Participants in the task will submit the output of systems developed to measure semantic textual similarity in Spanish. The annotations and systems will use a scale from 0 (no relation) to 4 (semantic equivalence), indicating the similarity between two sentences. A development dataset of 65 annotated sentence pairs is provided. The test data will consists of two datasets, one of 324 sentencec pairs, and another one of of 480 sentence pairs. No training data will be provided, although systems that need training can use the development dataset for this purpose. The development dataset has already been annotated in previous work [1]; the test dataset will be annotated by five native Spanish speakers. Participating systems will be evaluated using the same metrics traditionally employed in the evaluation of STS systems, and also used in previous Semeval/*SEM STS evaluations, i.e., mean Pearson correlation between the system output and the gold standard annotations.
Introduction
Given two sentences of text, s1 and s2, the systems participating in this task should compute how similar s1 and s2 are, returning a similarity score, and an optional confidence score. The scores should range from 0 to 4, where 4 marks paraphrases, and 0, sentences that have absolutely no relation.
The test dataset contains sentence pairs coming from the following:
1) Spanish news articles (news)
2) Wikipedia articles (wikipedia)
The datasets have been derived as follows:
- STS.input.news.txt: The sentences are extracted from recent newspaper articles (2014) published in Spanish publications from around the world. The articles were mined from the Google News Spanish service http://news.google.es/.
- STS.input.wikipedia.txt: The sentences were selected from a December 2013 dump of the Spanish version of Wikipedia.
NOTE: Participant systems should NOT use the following datasets to develop or train their systems:
- Spanish version of Wikipedia for the Wikipedia test set.
Input format
The input files consist of two fields separated by tabs:
- first sentence (does not contain tabs)
- second sentence (does not contain tabs)
Please check any of STS.input.*.txt files.

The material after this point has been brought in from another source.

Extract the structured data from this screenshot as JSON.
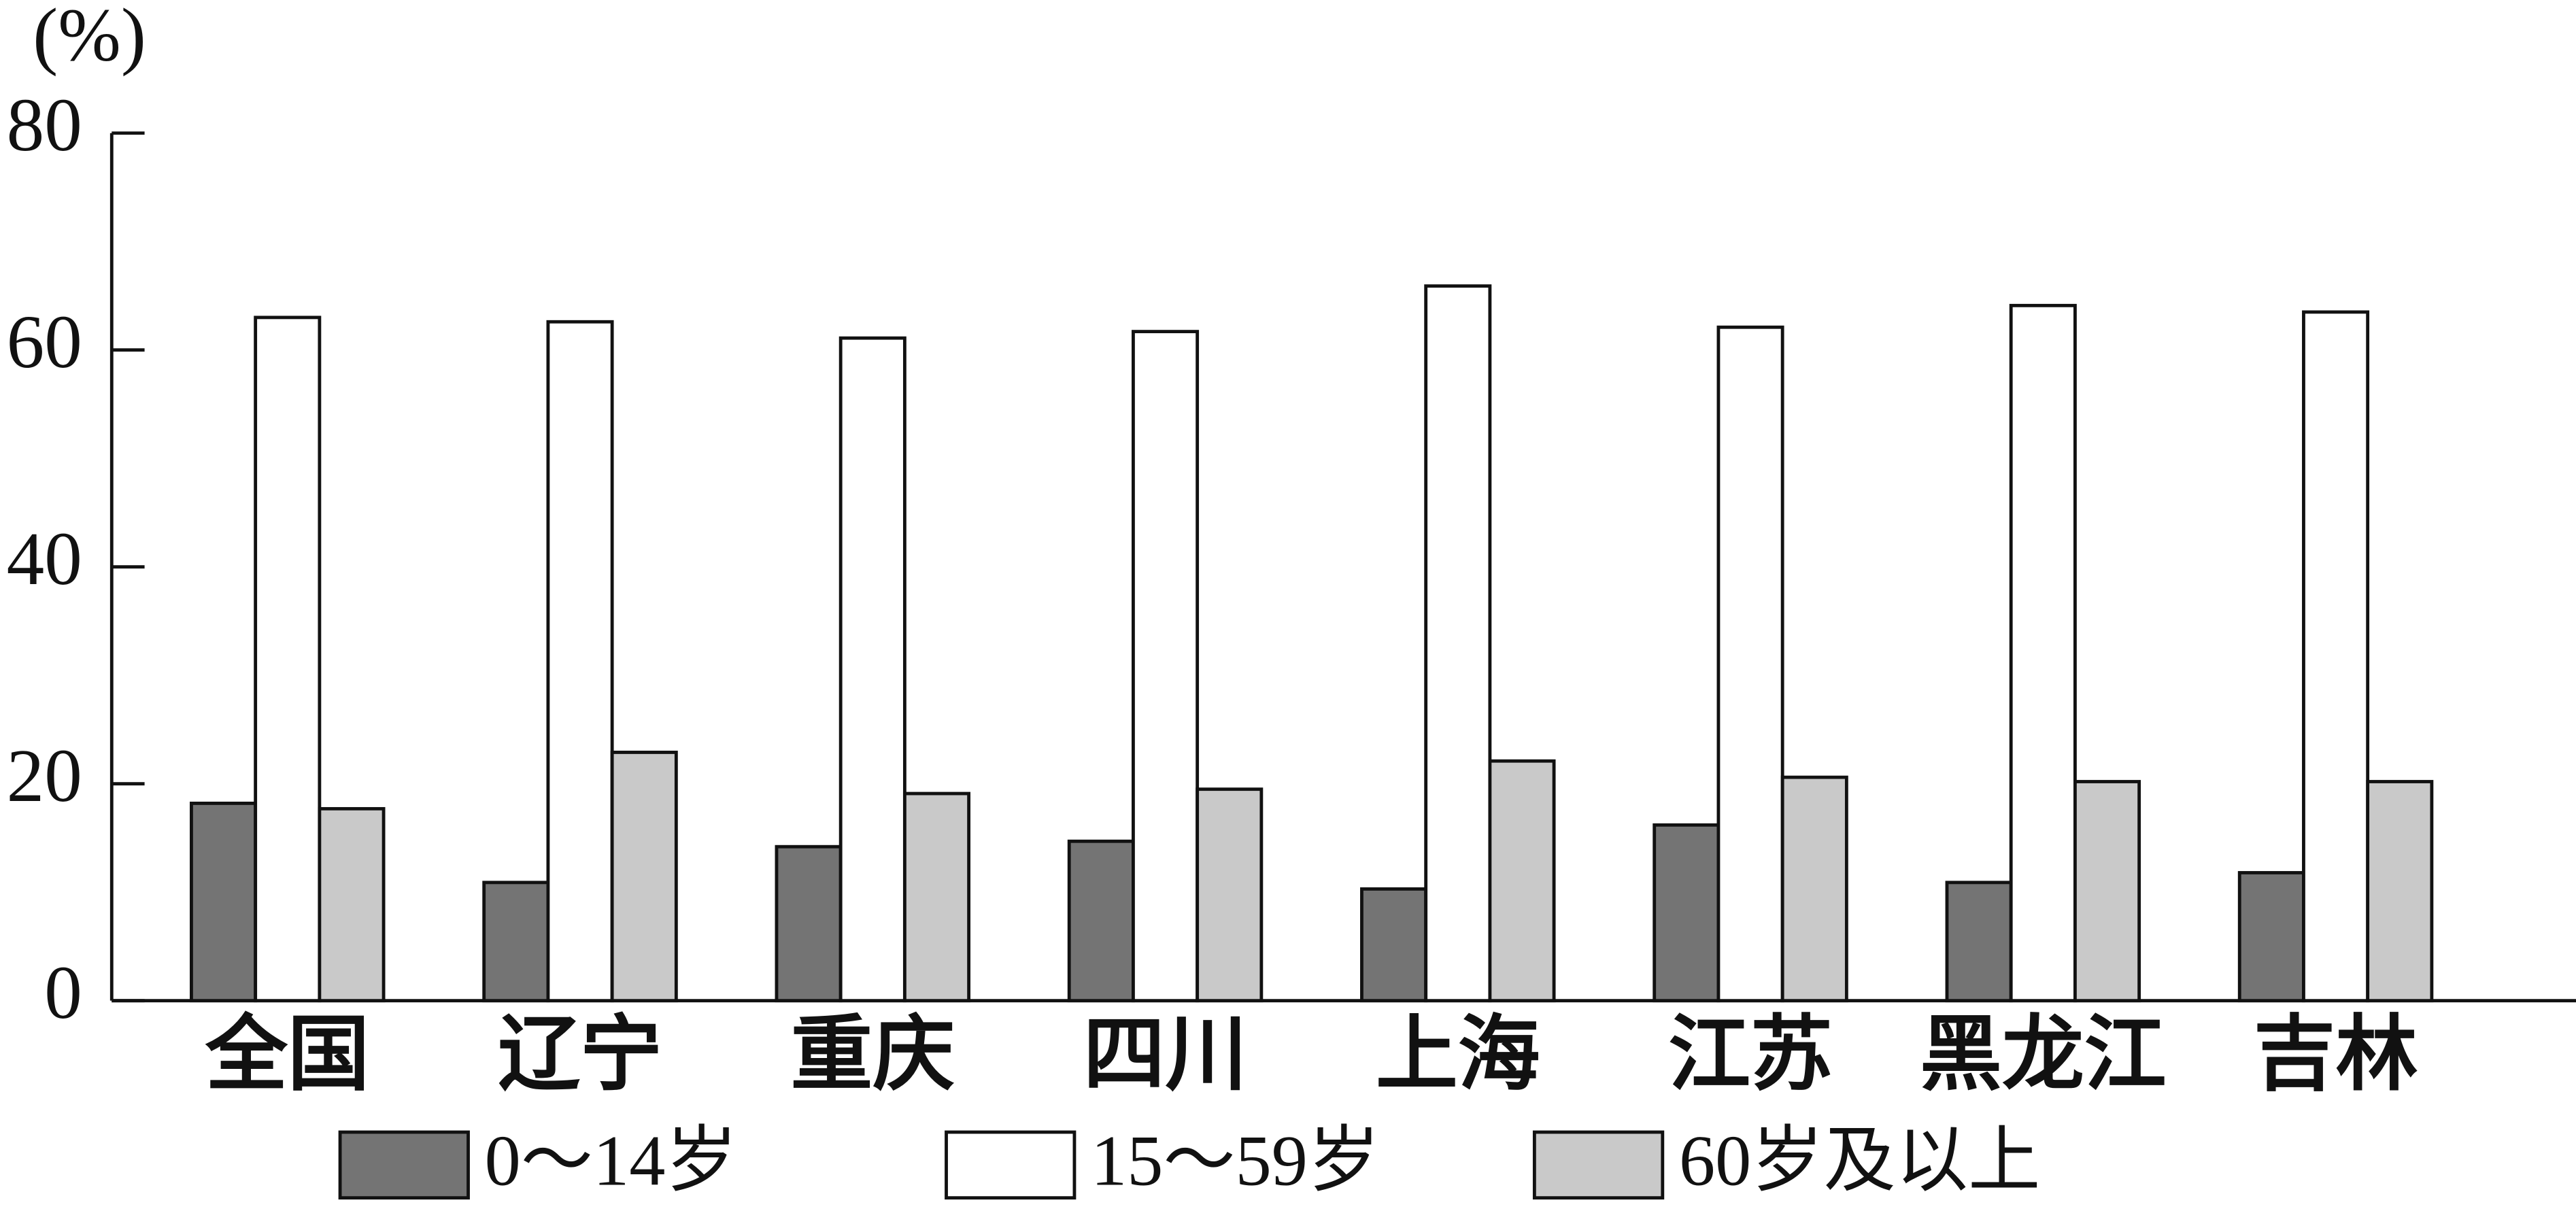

The file encoding is UTF8 (to correctly render diacritics).
Gold Standard
The gold standard contains a score between 0 and 4 for each pair of sentences, with the following interpretation:
(4) The two sentences are completely equivalent, as they mean the same thing.
The bird is bathing in the sink.
Birdie is washing itself in the water basin.
El pájaro se esta bañando en el lavabo.
El pájaro se está lavando en el aguamanil.
(3) The two sentences are mostly equivalent, but some details differ.
John said he is considered a witness but not a suspect.
"He is not a suspect anymore." John said.
John dijo que él es considerado como testigo, y no como sospechoso.
"Él ya no es un sospechoso," John dijo.
(2) The two sentences are roughly equivalent, but some important information differs/missing.
They flew out of the nest in groups.
They flew into the nest together.
Ellos volaron del nido en grupos.
Volaron hacia el nido juntos.
(1) The two sentences are not equivalent, but are on the same topic.
The woman is playing the violin.
The young lady enjoys listening to the guitar.
La mujer está tocando el violín.
La joven disfruta escuchar la guitarra.
(0) The two sentences are on different topics.
John went horse back riding at dawn with a whole group of friends.
Sunrise at dawn is a magnificent view to take in if you wake up early enough for it.
Al amanecer, Juan se fue a montar a caballo con un grupo de amigos.
La salida del sol al amanecer es una magnífica vista que puede presenciar si usted se despierta lo suficientemente temprano para verla.
Answer format
The answer format consists of a similarity score followed by an optional confidence score. Each line has two fields separated by a tab:
- a number between 0 and 4 (the similarity score)
- a number between 0 and 100 (the confidence score)
See file STS.output.wikipedia.es.txt for a sample output file your system should generate. The files you submit should follow the same naming structure: STS.output.*.es.txt, where * is either wikipedia or news.
The use of confidence scores is experimental, and it is not required for the official score.
Scoring
The official score is based on the average of Pearson correlation. The use of confidence scores will be experimental, and it is not required for the official scores.
Participation in the task
Participant teams will be allowed to submit three runs at most.